Shin Ha-Kyun (vu dans JSA), et Song Kang-Ho (JSA de-même, mais aussi Memories of Murder, The Host...) sont fabuleux. Bae Du-Na (la compagne du personne joué par Shin Ha-Kyun) est aussi parfaite.
Il n'est pas aisé de jouer des personnages s'adonnant à tant de violence. Pourtant, on a jamais perçu un tel réalisme, une telle humilité, dans les yeux des acteurs lors de ces séquences. M'est avis que Sympathy for Mister Vengeance dérange aussi pour cela : on n'a jamais vu violence aussi réaliste, portée par des acteurs aussi bons !
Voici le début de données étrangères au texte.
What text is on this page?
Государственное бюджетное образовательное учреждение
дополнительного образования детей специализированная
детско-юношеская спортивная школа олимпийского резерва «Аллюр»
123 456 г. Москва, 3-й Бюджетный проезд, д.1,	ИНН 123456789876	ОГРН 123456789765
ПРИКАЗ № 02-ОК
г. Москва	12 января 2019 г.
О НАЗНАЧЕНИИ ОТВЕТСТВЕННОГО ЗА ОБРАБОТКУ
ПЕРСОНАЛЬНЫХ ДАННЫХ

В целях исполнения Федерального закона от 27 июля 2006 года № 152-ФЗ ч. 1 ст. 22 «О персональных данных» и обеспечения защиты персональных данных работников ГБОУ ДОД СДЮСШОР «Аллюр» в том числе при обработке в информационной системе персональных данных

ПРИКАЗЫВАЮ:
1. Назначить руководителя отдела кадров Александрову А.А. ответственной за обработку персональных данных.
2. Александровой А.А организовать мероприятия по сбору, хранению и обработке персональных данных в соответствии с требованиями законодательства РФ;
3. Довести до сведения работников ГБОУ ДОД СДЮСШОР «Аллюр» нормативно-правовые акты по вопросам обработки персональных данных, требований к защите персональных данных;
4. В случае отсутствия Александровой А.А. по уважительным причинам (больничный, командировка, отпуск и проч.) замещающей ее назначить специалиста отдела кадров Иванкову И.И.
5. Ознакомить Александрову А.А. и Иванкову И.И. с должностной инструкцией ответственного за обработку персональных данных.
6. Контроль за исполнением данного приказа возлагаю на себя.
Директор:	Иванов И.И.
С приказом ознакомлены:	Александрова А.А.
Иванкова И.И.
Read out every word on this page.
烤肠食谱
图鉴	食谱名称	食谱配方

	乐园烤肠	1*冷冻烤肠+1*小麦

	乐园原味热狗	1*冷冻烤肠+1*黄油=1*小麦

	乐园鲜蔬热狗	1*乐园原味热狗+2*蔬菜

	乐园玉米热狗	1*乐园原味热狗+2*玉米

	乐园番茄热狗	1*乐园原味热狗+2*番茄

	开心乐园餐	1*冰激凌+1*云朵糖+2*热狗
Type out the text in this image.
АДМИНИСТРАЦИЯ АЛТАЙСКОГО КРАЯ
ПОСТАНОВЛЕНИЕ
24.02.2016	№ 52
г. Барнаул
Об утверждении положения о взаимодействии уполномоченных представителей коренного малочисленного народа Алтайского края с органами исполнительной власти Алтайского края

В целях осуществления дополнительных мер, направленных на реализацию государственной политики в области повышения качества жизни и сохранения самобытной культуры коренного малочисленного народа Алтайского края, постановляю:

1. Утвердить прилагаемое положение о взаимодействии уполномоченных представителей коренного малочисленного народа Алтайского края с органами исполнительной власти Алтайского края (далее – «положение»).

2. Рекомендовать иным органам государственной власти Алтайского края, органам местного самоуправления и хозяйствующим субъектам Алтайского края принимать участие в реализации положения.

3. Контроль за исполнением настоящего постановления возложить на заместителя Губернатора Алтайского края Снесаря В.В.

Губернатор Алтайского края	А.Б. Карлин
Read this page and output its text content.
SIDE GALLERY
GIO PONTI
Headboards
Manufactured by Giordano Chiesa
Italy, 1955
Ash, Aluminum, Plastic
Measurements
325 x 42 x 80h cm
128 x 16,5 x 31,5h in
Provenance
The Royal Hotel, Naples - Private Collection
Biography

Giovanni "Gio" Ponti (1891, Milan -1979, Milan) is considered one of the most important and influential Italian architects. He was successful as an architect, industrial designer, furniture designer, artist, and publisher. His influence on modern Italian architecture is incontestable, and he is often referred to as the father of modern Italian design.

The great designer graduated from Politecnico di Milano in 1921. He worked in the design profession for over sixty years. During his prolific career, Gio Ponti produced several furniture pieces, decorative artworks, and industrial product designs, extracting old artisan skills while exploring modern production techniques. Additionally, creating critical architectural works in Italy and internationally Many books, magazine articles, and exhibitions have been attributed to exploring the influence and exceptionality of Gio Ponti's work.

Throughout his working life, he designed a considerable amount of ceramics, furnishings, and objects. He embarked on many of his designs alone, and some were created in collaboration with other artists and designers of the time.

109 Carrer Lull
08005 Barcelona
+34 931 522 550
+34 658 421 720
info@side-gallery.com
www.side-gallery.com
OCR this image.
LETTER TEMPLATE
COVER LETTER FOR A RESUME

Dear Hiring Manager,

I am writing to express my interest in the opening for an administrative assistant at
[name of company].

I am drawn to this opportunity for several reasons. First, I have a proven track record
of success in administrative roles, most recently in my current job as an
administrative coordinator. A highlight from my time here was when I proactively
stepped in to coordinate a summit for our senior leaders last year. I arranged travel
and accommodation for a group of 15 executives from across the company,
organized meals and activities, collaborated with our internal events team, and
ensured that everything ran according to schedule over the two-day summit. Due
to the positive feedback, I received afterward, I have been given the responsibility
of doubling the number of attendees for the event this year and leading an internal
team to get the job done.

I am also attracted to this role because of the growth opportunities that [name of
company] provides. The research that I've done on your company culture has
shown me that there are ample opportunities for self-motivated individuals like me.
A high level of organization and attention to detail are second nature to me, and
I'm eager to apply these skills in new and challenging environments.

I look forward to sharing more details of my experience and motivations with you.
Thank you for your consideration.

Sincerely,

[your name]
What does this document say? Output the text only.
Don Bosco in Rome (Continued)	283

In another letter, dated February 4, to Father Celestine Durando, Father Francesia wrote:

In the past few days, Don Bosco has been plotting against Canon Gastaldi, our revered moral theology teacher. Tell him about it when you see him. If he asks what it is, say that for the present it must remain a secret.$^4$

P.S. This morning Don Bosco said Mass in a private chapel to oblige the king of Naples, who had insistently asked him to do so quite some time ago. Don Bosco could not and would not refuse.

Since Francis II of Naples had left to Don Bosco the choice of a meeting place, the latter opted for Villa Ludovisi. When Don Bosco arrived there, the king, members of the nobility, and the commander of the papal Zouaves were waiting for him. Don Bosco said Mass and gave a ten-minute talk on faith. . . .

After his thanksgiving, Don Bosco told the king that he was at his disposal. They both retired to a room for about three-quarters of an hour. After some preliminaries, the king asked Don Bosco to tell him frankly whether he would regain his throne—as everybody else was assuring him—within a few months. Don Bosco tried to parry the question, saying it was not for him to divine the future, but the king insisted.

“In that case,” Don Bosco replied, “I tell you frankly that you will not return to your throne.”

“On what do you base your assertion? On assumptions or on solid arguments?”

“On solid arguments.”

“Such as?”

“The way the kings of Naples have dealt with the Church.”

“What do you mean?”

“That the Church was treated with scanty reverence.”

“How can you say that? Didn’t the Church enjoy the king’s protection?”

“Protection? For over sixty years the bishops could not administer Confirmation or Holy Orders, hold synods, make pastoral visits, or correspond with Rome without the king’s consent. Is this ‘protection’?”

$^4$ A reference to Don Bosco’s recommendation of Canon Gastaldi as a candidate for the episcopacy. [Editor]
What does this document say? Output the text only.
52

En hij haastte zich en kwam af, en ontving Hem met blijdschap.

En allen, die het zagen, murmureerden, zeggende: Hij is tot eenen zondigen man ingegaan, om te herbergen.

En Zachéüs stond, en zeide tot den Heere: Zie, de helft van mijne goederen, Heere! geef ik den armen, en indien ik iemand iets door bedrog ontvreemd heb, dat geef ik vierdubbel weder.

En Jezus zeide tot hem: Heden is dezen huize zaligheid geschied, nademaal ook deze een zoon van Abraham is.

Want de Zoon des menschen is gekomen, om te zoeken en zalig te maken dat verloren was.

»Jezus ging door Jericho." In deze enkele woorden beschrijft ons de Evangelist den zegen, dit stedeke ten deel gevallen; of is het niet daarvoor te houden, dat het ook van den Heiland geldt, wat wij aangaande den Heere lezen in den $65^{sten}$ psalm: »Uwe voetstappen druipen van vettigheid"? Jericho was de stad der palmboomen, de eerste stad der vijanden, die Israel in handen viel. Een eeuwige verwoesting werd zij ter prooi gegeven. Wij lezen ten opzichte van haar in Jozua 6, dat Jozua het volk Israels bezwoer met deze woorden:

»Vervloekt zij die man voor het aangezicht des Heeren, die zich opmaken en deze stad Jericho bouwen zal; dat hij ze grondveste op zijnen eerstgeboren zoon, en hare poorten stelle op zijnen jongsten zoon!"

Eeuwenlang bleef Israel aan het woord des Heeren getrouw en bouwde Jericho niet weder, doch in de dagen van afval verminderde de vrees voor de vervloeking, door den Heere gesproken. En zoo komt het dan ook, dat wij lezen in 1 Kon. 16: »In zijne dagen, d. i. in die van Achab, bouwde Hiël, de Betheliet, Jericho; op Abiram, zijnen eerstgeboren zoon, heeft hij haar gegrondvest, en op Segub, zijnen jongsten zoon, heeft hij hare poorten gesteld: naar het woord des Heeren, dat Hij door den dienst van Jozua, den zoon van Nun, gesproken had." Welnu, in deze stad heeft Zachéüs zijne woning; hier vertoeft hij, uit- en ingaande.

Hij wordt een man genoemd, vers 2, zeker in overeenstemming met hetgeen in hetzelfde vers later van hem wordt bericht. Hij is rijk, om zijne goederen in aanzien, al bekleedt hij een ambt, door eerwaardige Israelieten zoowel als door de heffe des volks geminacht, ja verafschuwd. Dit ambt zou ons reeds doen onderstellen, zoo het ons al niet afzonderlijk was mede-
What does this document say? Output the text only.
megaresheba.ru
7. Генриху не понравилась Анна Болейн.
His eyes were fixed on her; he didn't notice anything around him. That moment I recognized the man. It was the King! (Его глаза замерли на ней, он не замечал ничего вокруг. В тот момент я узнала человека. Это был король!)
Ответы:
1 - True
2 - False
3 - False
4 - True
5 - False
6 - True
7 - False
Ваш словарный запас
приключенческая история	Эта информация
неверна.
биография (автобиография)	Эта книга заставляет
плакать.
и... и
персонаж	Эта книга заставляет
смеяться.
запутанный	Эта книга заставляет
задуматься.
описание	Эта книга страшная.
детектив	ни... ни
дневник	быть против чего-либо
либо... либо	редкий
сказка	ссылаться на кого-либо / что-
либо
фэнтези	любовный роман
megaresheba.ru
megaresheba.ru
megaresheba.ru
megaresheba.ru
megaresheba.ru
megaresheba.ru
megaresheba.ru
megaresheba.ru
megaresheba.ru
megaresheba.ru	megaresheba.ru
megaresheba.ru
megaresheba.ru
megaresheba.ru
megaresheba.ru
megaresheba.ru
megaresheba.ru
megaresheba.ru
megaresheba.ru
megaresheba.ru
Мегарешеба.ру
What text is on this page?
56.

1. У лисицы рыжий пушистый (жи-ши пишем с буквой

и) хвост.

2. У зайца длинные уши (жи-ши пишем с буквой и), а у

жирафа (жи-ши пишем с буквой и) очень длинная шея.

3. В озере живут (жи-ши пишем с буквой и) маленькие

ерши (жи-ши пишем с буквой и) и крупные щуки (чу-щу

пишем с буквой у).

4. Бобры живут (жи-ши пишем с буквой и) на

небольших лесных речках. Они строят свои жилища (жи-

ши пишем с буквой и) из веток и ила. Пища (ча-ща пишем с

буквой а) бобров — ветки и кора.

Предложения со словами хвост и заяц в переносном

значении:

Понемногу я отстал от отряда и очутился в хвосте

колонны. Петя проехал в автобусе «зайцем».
De mon point de vue, pas une seule séquence ne déroge à l'excellence de ce film. Pourtant, l'une d'entre elles atteint un degré d'intensité que je n'avais jamais ressenti auparavant et m'a vraiment marqué : une séquence dans un crématorium (on se demande si Park Chan-Wook n'a pas filmé une scène réelle).
Défauts ?
Non. Clairement non.
La fin ? Park Chan-Wook avait plusieurs portes, il choisit la moins surprenante mais pas la plus prévisible, puisqu'il était arrivé à nous bluffer auparavant, à tel point qu'on ne savait pas quoi penser.
Trop de violence ? A me lire, on dirait bien, sauf qu'il y a quand même bien pire... Et ce qu'il faut bien comprendre, c'est que jamais violence n'a aussi bien servi à illustrer une thématique et à montrer le changement de comportement des personnages ultra-réalistes. J'irai très loin en affirmant que les spectateurs qui en ont après ce film à cause de sa violence n'ont clairement rien compris à la vie ! Sympathy for Mister Vengeance est tout simplement le film à voir pour passer dans l'âge réellement adulte, se blinder, se préparer, se rendre compte que le Monde n'est pas rose et que les situations exposées dans le film sont palpables dans la vie réelle.
Alors, évidemment, Park Chan-Wook n'en fait-il pas un peu trop ? Trop de noirceur ? Trop de violence ? Park Chan-Wook ne fait-il pas de ses personnages des victimes, des martyrs ? Pour ma part, je pense que les personnages de ce film ne sont pas des cas isolés. Des situations comme celles exposées dans le film, différentes évidemment, mais tout aussi tragiques, se produisent tous les jours.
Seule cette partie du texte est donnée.